Fatty acids are readily available and renewable compounds that have been targeted by the biofuel industry. They include highly reduced, aliphatic moieties that mimic the hydrocarbon components of petroleum-derived fuels. However, the carboxylic moiety of the fatty acid molecules is not compatible with model fuels and needs to be modified, for example by esterification, reduction, or decarboxylation. Thus, fatty acids and their intermediates need to be converted into a range of industrially relevant compounds, such asalkyl esters, alcohols, methyl ketones, alkanes, and alkenes (Beller HR et al., Nat Prod Rep 2015, 32, 1508).

Besides fatty acids and parent compounds, isoprenoids are now used as biofuels after a great development in microbial engineering to process their biosynthesis by bacteria, primarily E. coli. Now, several compounds are produced which may be used also as gasoline, diesel, and jet fuels (George KW et al., Adv Biochem Eng/Biotechnol 2015,148, 355).






Despite precise written sources, the concept of using vegetal oil as an engine fuel likely dates when Rudolf Diesel (1858-1913) developed the first engine to run on peanut oil, as he demonstrated at the World Exhibition in Paris in 1900. Unfortunately, R. Diesel died 1913 before his vision of a vegetable oil powered engine was fully realized.



Rudolf Diesel


Rudolf Diesel firmly believed the utilization of a biomass fuel to be the real future of his engine. He wanted to provide farmers the opportunity to produce their own fuel. In 1911, he said “The diesel engine can be fed with vegetable oils and would help considerably in the development of agriculture of the countries which use it”.

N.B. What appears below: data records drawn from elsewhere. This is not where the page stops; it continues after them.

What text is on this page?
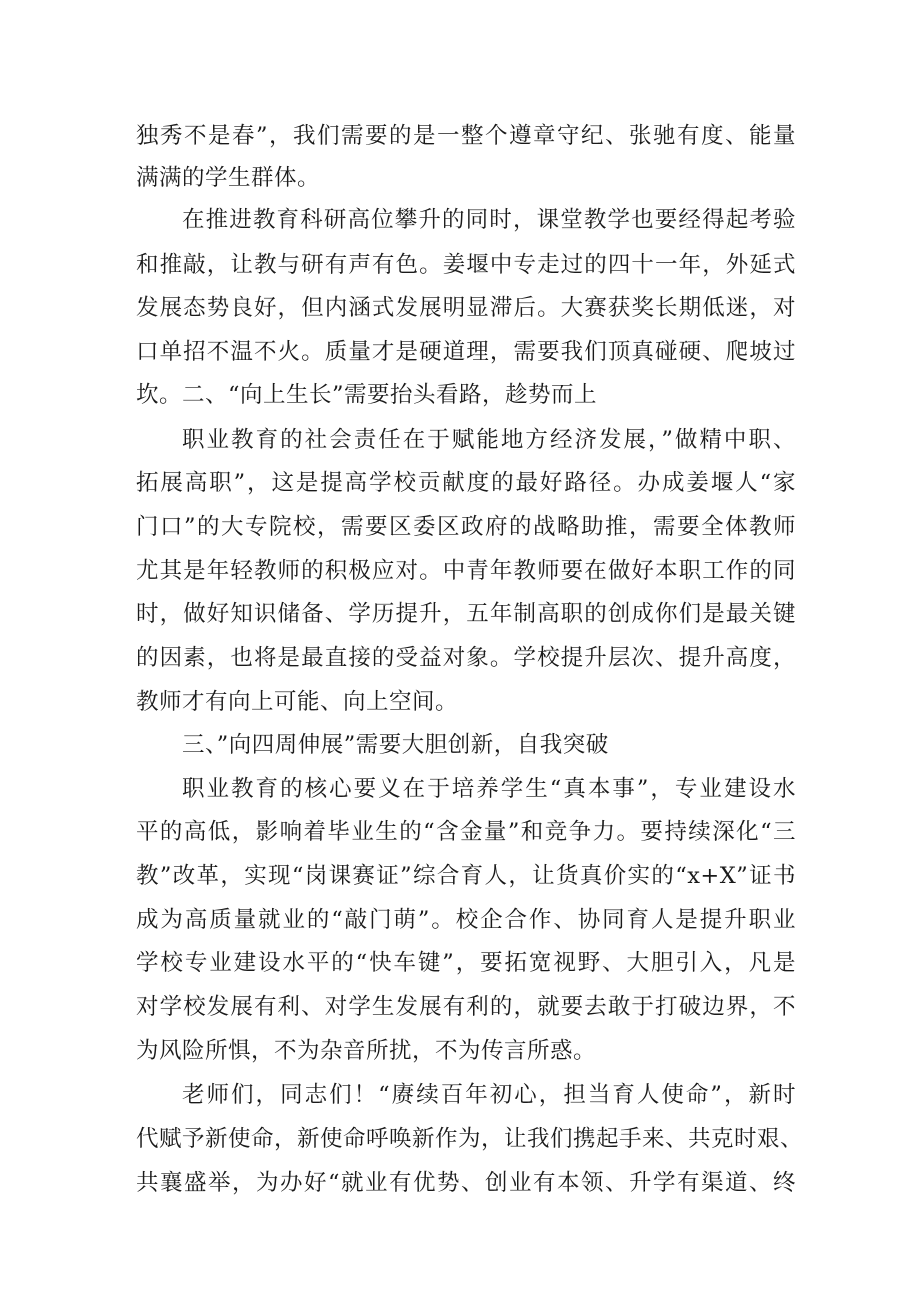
独秀不是春”，我们需要的是一整个遵章守纪、张驰有度、能量
满满的学生群体。
在推进教育科研高位攀升的同时，课堂教学也要经得起考验
和推敲，让教与研有声有色。姜堰中专走过的四十一年，外延式
发展态势良好，但内涵式发展明显滞后。大赛获奖长期低迷，对
口单招不温不火。质量才是硬道理，需要我们顶真碰硬、爬坡过
坎。二、“向上生长”需要抬头看路，趁势而上
职业教育的社会责任在于赋能地方经济发展，”做精中职、
拓展高职”，这是提高学校贡献度的最好路径。办成姜堰人“家
门口”的大专院校，需要区委区政府的战略助推，需要全体教师
尤其是年轻教师的积极应对。中青年教师要在做好本职工作的同
时，做好知识储备、学历提升，五年制高职的创成你们是最关键
的因素，也将是最直接的受益对象。学校提升层次、提升高度，
教师才有向上可能、向上空间。
三、”向四周伸展”需要大胆创新，自我突破
职业教育的核心要义在于培养学生“真本事”，专业建设水
平的高低，影响着毕业生的“含金量”和竞争力。要持续深化“三
教”改革，实现“岗课赛证”综合育人，让货真价实的“x+X”证书
成为高质量就业的“敲门萌”。校企合作、协同育人是提升职业
学校专业建设水平的“快车键”，要拓宽视野、大胆引入，凡是
对学校发展有利、对学生发展有利的，就要去敢于打破边界，不
为风险所惧，不为杂音所扰，不为传言所惑。
老师们，同志们！“赓续百年初心，担当育人使命”，新时
代赋予新使命，新使命呼唤新作为，让我们携起手来、共克时艰、
共襄盛举，为办好“就业有优势、创业有本领、升学有渠道、终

“The use of vegetable oils for engine fuels may seem insignificant today. But such oils may become in the course of time as important as the petroleum and coal tar products of the present time”
Rudolf Diesel, 1912


After R. Diesel death the petroleum industry was rapidly developing  and produced a cheap by-product “diesel fuel” powering a modified “diesel-engine”. Thus, clean vegetable oil was forgotten as a renewable source of power.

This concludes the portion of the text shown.